Em um determinado dia, enquanto caçava pelas montanhas, foi visto pela ninfa Eco que, como todos os outros seres, havia se deleitado pelo jovem. Eco era castigada pela deusa Hera, por ter sempre a necessidade de ter o voto final, de dar o palpite acatado por todos, passaria a eternidade repetindo sempre a última palavra proferida por qualquer que fosse a pessoa. Dando origem à acepção do termo “eco” como usada nos dias atuais. 

Narciso ouviu os sons apaixonados da ninfa reverberando em sua direção e decidiu se aproximar, o ser fantástico ficou, então, diante da graciosidade do garoto, tentou despejar todo seu amor, mas foi rejeitada.
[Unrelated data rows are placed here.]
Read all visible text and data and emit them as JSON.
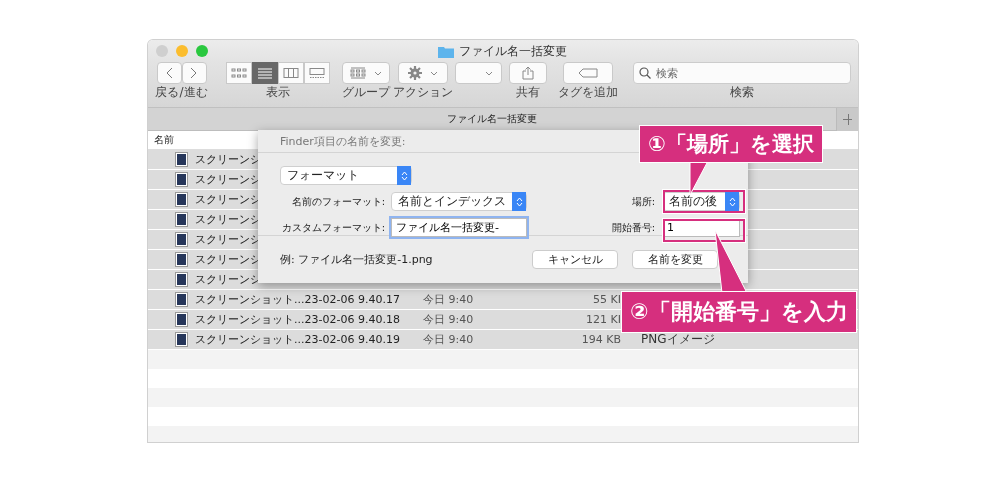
{
  "window": {
    "title": "ファイル名一括変更"
  },
  "toolbar": {
    "nav_label": "戻る/進む",
    "view_segments": [
      {
        "kind": "icons",
        "selected": false
      },
      {
        "kind": "list",
        "selected": true
      },
      {
        "kind": "columns",
        "selected": false
      },
      {
        "kind": "gallery",
        "selected": false
      }
    ],
    "view_label": "表示",
    "group_label": "グループ",
    "action_label": "アクション",
    "share_label": "共有",
    "tag_label": "タグを追加",
    "search": {
      "placeholder": "検索",
      "label": "検索"
    }
  },
  "tab": {
    "label": "ファイル名一括変更"
  },
  "list": {
    "column_header": "名前",
    "rows": [
      {
        "name": "スクリーンシ",
        "selected": true
      },
      {
        "name": "スクリーンシ",
        "selected": true
      },
      {
        "name": "スクリーンシ",
        "selected": true
      },
      {
        "name": "スクリーンシ",
        "selected": true
      },
      {
        "name": "スクリーンシ",
        "selected": true
      },
      {
        "name": "スクリーンシ",
        "selected": true
      },
      {
        "name": "スクリーンシ",
        "selected": true
      },
      {
        "name": "スクリーンショット...23-02-06 9.40.17",
        "date": "今日 9:40",
        "size": "55 KI",
        "selected": true
      },
      {
        "name": "スクリーンショット...23-02-06 9.40.18",
        "date": "今日 9:40",
        "size": "121 KI",
        "selected": true
      },
      {
        "name": "スクリーンショット...23-02-06 9.40.19",
        "date": "今日 9:40",
        "size": "194 KB",
        "kind": "PNGイメージ",
        "selected": true
      }
    ]
  },
  "dialog": {
    "title": "Finder項目の名前を変更:",
    "mode": "フォーマット",
    "name_format_label": "名前のフォーマット:",
    "name_format": "名前とインデックス",
    "place_label": "場所:",
    "place": "名前の後",
    "custom_label": "カスタムフォーマット:",
    "custom_value": "ファイル名一括変更-",
    "start_label": "開始番号:",
    "start_value": "1",
    "example": "例: ファイル名一括変更-1.png",
    "buttons": [
      "キャンセル",
      "名前を変更"
    ]
  },
  "callouts": [
    "①「場所」を選択",
    "②「開始番号」を入力"
  ]
}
Eco fugiu até a caverna mais próxima, onde ficou até o findar de seus dias, definhando na solitude de seus sentimentos não correspondidos. Diante de tal sofrimento da ninfa, Narciso foi condenado por Nêmesis, deusa da justiça e da vingança, para que não ofertasse a mais ninguém um amor que não fosse ser correspondido e fizesse sofrer. Caminhando em direção a uma fonte quase translúcida, decidiu deitar-se um pouco e descansar. Olhando para a água, o castigo da deusa se efetivou, Narciso ficou encantado por seu rosto refletido na água, mas era impossível tocá-lo, toda vez que o fazia, a imagem refletida desaparecia. Ele era incapaz de amar, apenas de admirar. Hipnotizado pela imagem, passou anos ali, naquele ciclo incessante de unicamente observar e acabou falecendo pelo enfraquecimento de seu corpo. As ninfas choraram pela morte de Narciso, mas diferente do fim trágico que se aguardava para seu corpo, se deteriorando sem nenhum constrangimento a todos que quisessem ver, a carne desapareceu e foi substituída por uma flor. 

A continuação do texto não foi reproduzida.